Ворота на половине басурманской заперли замком. Анастасия это видела. Слух и сердце ее жадно следили топот лошади, замиравший вдали, ловили последний звук подковы, как последнее биенье пульса милого человека, которого теряют навеки. Он исчез… Бедная ужаснулась своего одиночества, сердце ее замерло. Ей казалось, отец, брат, родные, весь мир покинул ее, несчастную сироту. О! с какою радостью поменялась бы теперь на муки нынешнего утра и прошедших дней, лишь бы ей знать, что он тут, недалеко от нее, в одном с нею доме, что ей можно будет увидеть его, встретить его взоры, хоть ждать его возврата!
Необыкновенный шум расстроил печальные мысли Анастасии; топот конницы залил прилегающие улицы.
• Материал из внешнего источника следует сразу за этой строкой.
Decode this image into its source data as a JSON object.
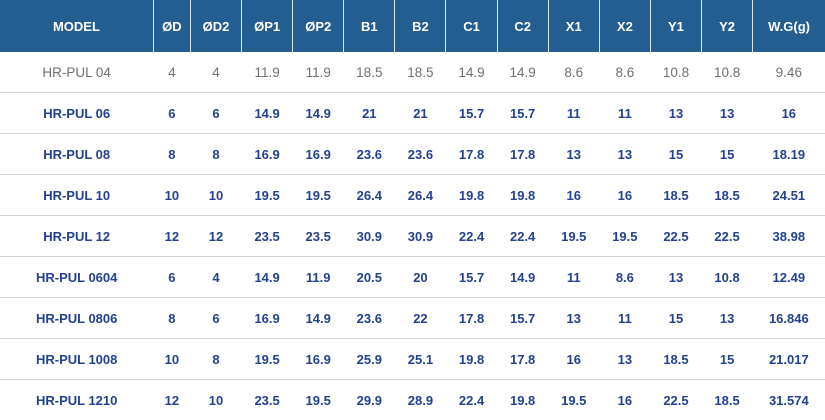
{
  "colors": {
    "header_bg": "#245d8f",
    "header_text": "#ffffff",
    "header_divider": "#dde5ec",
    "row_text": "#24418f",
    "muted_row_text": "#6f6f6f",
    "row_divider": "#d2d5da",
    "row_bg": "#ffffff"
  },
  "chart_data": {
    "type": "table",
    "columns": [
      "MODEL",
      "ØD",
      "ØD2",
      "ØP1",
      "ØP2",
      "B1",
      "B2",
      "C1",
      "C2",
      "X1",
      "X2",
      "Y1",
      "Y2",
      "W.G(g)"
    ],
    "rows": [
      [
        "HR-PUL 04",
        "4",
        "4",
        "11.9",
        "11.9",
        "18.5",
        "18.5",
        "14.9",
        "14.9",
        "8.6",
        "8.6",
        "10.8",
        "10.8",
        "9.46"
      ],
      [
        "HR-PUL 06",
        "6",
        "6",
        "14.9",
        "14.9",
        "21",
        "21",
        "15.7",
        "15.7",
        "11",
        "11",
        "13",
        "13",
        "16"
      ],
      [
        "HR-PUL 08",
        "8",
        "8",
        "16.9",
        "16.9",
        "23.6",
        "23.6",
        "17.8",
        "17.8",
        "13",
        "13",
        "15",
        "15",
        "18.19"
      ],
      [
        "HR-PUL 10",
        "10",
        "10",
        "19.5",
        "19.5",
        "26.4",
        "26.4",
        "19.8",
        "19.8",
        "16",
        "16",
        "18.5",
        "18.5",
        "24.51"
      ],
      [
        "HR-PUL 12",
        "12",
        "12",
        "23.5",
        "23.5",
        "30.9",
        "30.9",
        "22.4",
        "22.4",
        "19.5",
        "19.5",
        "22.5",
        "22.5",
        "38.98"
      ],
      [
        "HR-PUL 0604",
        "6",
        "4",
        "14.9",
        "11.9",
        "20.5",
        "20",
        "15.7",
        "14.9",
        "11",
        "8.6",
        "13",
        "10.8",
        "12.49"
      ],
      [
        "HR-PUL 0806",
        "8",
        "6",
        "16.9",
        "14.9",
        "23.6",
        "22",
        "17.8",
        "15.7",
        "13",
        "11",
        "15",
        "13",
        "16.846"
      ],
      [
        "HR-PUL 1008",
        "10",
        "8",
        "19.5",
        "16.9",
        "25.9",
        "25.1",
        "19.8",
        "17.8",
        "16",
        "13",
        "18.5",
        "15",
        "21.017"
      ],
      [
        "HR-PUL 1210",
        "12",
        "10",
        "23.5",
        "19.5",
        "29.9",
        "28.9",
        "22.4",
        "19.8",
        "19.5",
        "16",
        "22.5",
        "18.5",
        "31.574"
      ]
    ],
    "muted_row_indices": [
      0
    ],
    "title": "",
    "legend": "none",
    "grid": "horizontal-dividers"
  }
}
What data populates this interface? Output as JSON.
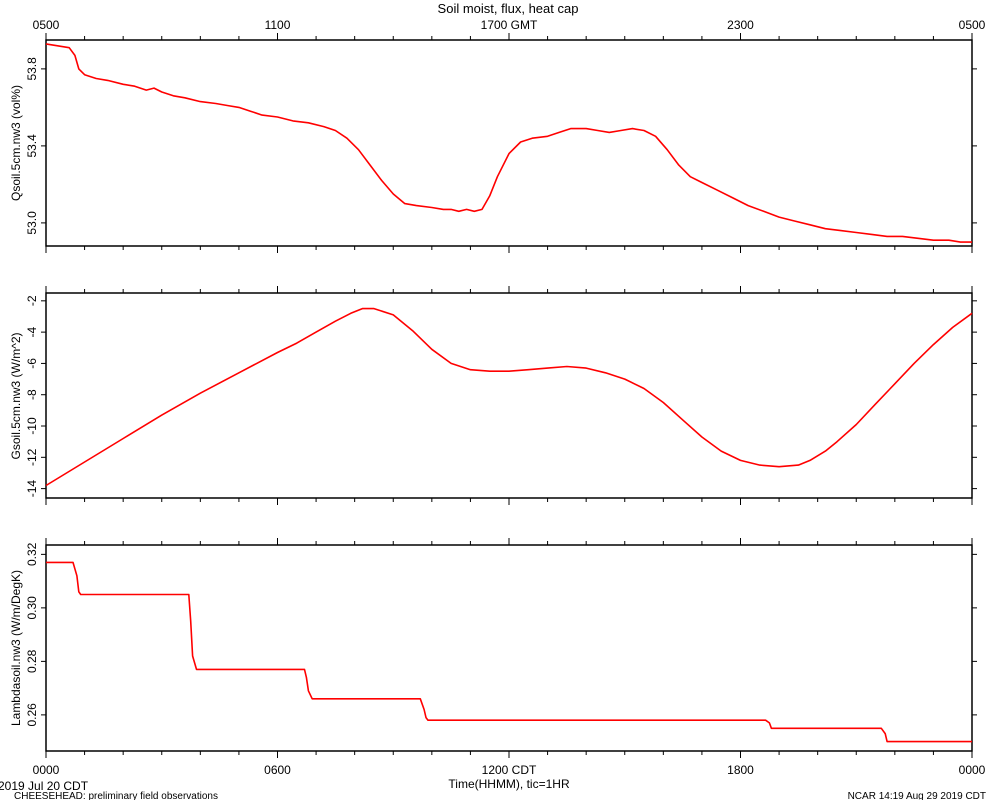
{
  "header": {
    "title": "Soil moist, flux, heat cap"
  },
  "top_axis": {
    "labels": [
      "0500",
      "1100",
      "1700 GMT",
      "2300",
      "0500"
    ]
  },
  "bottom_axis": {
    "labels": [
      "0000",
      "0600",
      "1200 CDT",
      "1800",
      "0000"
    ],
    "xlabel": "Time(HHMM), tic=1HR"
  },
  "footer": {
    "date": "2019 Jul 20 CDT",
    "project": "CHEESEHEAD: preliminary field observations",
    "credit": "NCAR 14:19 Aug 29 2019 CDT"
  },
  "colors": {
    "line": "#ff0000",
    "axis": "#000000",
    "background": "#ffffff"
  },
  "chart_data": [
    {
      "type": "line",
      "xlabel": "Time(HHMM), tic=1HR",
      "ylabel": "Qsoil.5cm.nw3 (vol%)",
      "xlim": [
        0,
        24
      ],
      "ylim": [
        52.88,
        53.95
      ],
      "yticks": [
        53.0,
        53.4,
        53.8
      ],
      "ytick_labels": [
        "53.0",
        "53.4",
        "53.8"
      ],
      "series": [
        {
          "x": [
            0,
            0.3,
            0.6,
            0.75,
            0.85,
            1.0,
            1.3,
            1.6,
            2.0,
            2.3,
            2.6,
            2.8,
            3.0,
            3.3,
            3.6,
            4.0,
            4.4,
            4.7,
            5.0,
            5.3,
            5.6,
            6.0,
            6.4,
            6.8,
            7.2,
            7.5,
            7.8,
            8.1,
            8.4,
            8.7,
            9.0,
            9.3,
            9.6,
            10.0,
            10.3,
            10.5,
            10.7,
            10.9,
            11.1,
            11.3,
            11.5,
            11.7,
            12.0,
            12.3,
            12.6,
            13.0,
            13.3,
            13.6,
            14.0,
            14.3,
            14.6,
            14.9,
            15.2,
            15.5,
            15.8,
            16.1,
            16.4,
            16.7,
            17.0,
            17.4,
            17.8,
            18.2,
            18.6,
            19.0,
            19.4,
            19.8,
            20.2,
            20.6,
            21.0,
            21.4,
            21.8,
            22.2,
            22.6,
            23.0,
            23.4,
            23.7,
            24.0
          ],
          "y": [
            53.93,
            53.92,
            53.91,
            53.87,
            53.8,
            53.77,
            53.75,
            53.74,
            53.72,
            53.71,
            53.69,
            53.7,
            53.68,
            53.66,
            53.65,
            53.63,
            53.62,
            53.61,
            53.6,
            53.58,
            53.56,
            53.55,
            53.53,
            53.52,
            53.5,
            53.48,
            53.44,
            53.38,
            53.3,
            53.22,
            53.15,
            53.1,
            53.09,
            53.08,
            53.07,
            53.07,
            53.06,
            53.07,
            53.06,
            53.07,
            53.14,
            53.24,
            53.36,
            53.42,
            53.44,
            53.45,
            53.47,
            53.49,
            53.49,
            53.48,
            53.47,
            53.48,
            53.49,
            53.48,
            53.45,
            53.38,
            53.3,
            53.24,
            53.21,
            53.17,
            53.13,
            53.09,
            53.06,
            53.03,
            53.01,
            52.99,
            52.97,
            52.96,
            52.95,
            52.94,
            52.93,
            52.93,
            52.92,
            52.91,
            52.91,
            52.9,
            52.9
          ]
        }
      ]
    },
    {
      "type": "line",
      "xlabel": "Time(HHMM), tic=1HR",
      "ylabel": "Gsoil.5cm.nw3 (W/m^2)",
      "xlim": [
        0,
        24
      ],
      "ylim": [
        -14.6,
        -1.5
      ],
      "yticks": [
        -2,
        -4,
        -6,
        -8,
        -10,
        -12,
        -14
      ],
      "ytick_labels": [
        "-2",
        "-4",
        "-6",
        "-8",
        "-10",
        "-12",
        "-14"
      ],
      "series": [
        {
          "x": [
            0,
            1,
            2,
            3,
            4,
            5,
            6,
            6.5,
            7,
            7.5,
            7.9,
            8.2,
            8.5,
            9.0,
            9.5,
            10.0,
            10.5,
            11.0,
            11.5,
            12.0,
            12.5,
            13.0,
            13.5,
            14.0,
            14.5,
            15.0,
            15.5,
            16.0,
            16.5,
            17.0,
            17.5,
            18.0,
            18.5,
            19.0,
            19.5,
            19.8,
            20.2,
            20.5,
            21.0,
            21.5,
            22.0,
            22.5,
            23.0,
            23.5,
            24.0
          ],
          "y": [
            -13.8,
            -12.3,
            -10.8,
            -9.3,
            -7.9,
            -6.6,
            -5.3,
            -4.7,
            -4.0,
            -3.3,
            -2.8,
            -2.5,
            -2.5,
            -2.9,
            -3.9,
            -5.1,
            -6.0,
            -6.4,
            -6.5,
            -6.5,
            -6.4,
            -6.3,
            -6.2,
            -6.3,
            -6.6,
            -7.0,
            -7.6,
            -8.5,
            -9.6,
            -10.7,
            -11.6,
            -12.2,
            -12.5,
            -12.6,
            -12.5,
            -12.2,
            -11.6,
            -11.0,
            -9.9,
            -8.6,
            -7.3,
            -6.0,
            -4.8,
            -3.7,
            -2.8
          ]
        }
      ]
    },
    {
      "type": "line",
      "xlabel": "Time(HHMM), tic=1HR",
      "ylabel": "Lambdasoil.nw3 (W/m/DegK)",
      "xlim": [
        0,
        24
      ],
      "ylim": [
        0.2465,
        0.3235
      ],
      "yticks": [
        0.26,
        0.28,
        0.3,
        0.32
      ],
      "ytick_labels": [
        "0.26",
        "0.28",
        "0.30",
        "0.32"
      ],
      "series": [
        {
          "x": [
            0,
            0.7,
            0.8,
            0.85,
            0.9,
            3.7,
            3.75,
            3.8,
            3.9,
            6.7,
            6.75,
            6.8,
            6.9,
            9.7,
            9.8,
            9.85,
            9.9,
            18.65,
            18.75,
            18.8,
            21.65,
            21.75,
            21.8,
            24.0
          ],
          "y": [
            0.317,
            0.317,
            0.312,
            0.306,
            0.305,
            0.305,
            0.295,
            0.282,
            0.277,
            0.277,
            0.274,
            0.269,
            0.266,
            0.266,
            0.262,
            0.259,
            0.258,
            0.258,
            0.257,
            0.255,
            0.255,
            0.253,
            0.25,
            0.25
          ]
        }
      ]
    }
  ]
}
– Слышишь? играют в набат![36] – вскричала мамка, бросаясь к окну. – Посмотри, ластовица ты моя, большой полк идет. На ратниках жаром горят колонтари и шеломы. Вот и сам воевода полка. В руках у него шестопер изукрашен самоцветами. На небе одно солнышко, а тут что ни камышек, то солнышко. Да какой же молодой, пригожий! Ахти, мать моя, да это княжич Иван! Ох, ох, кабы не Олена Волошанка, быть бы тебе княгиней; царь-государь миловал бы тебя, целовал бы во малиновы уста. Стала бы ты, моя голубица, покоить и меня на старости лет, под кунье одеяльце, на лебяжьи пуховики укладывать, в золот-атлас рядить, медами крепкими поить. Надо же было, на беду, подвернуться Волошанке да помутить наше счастье, отнять у нас женишка дорогого, незаменного. Приехала сюда на Русь, только что жидовскую ересь к нам привезла с дьяком Курицыным. Чтобы дьяку поганому да ей тут же ни пути, ни дороги! Посмотри, сударик-то мой, Иван Иванович, как грустен да пасмурен, словно вчера овдовел. Все по тебе тужит, моя родная. Поравнялся со двором нашим, не утерпело молодецкое сердце, посмотрел-таки сюда умильно. Вот и стяг государев везут на возу. Смотри, как полощется по ветерку. Крестись же, родная, на лик Спасителя…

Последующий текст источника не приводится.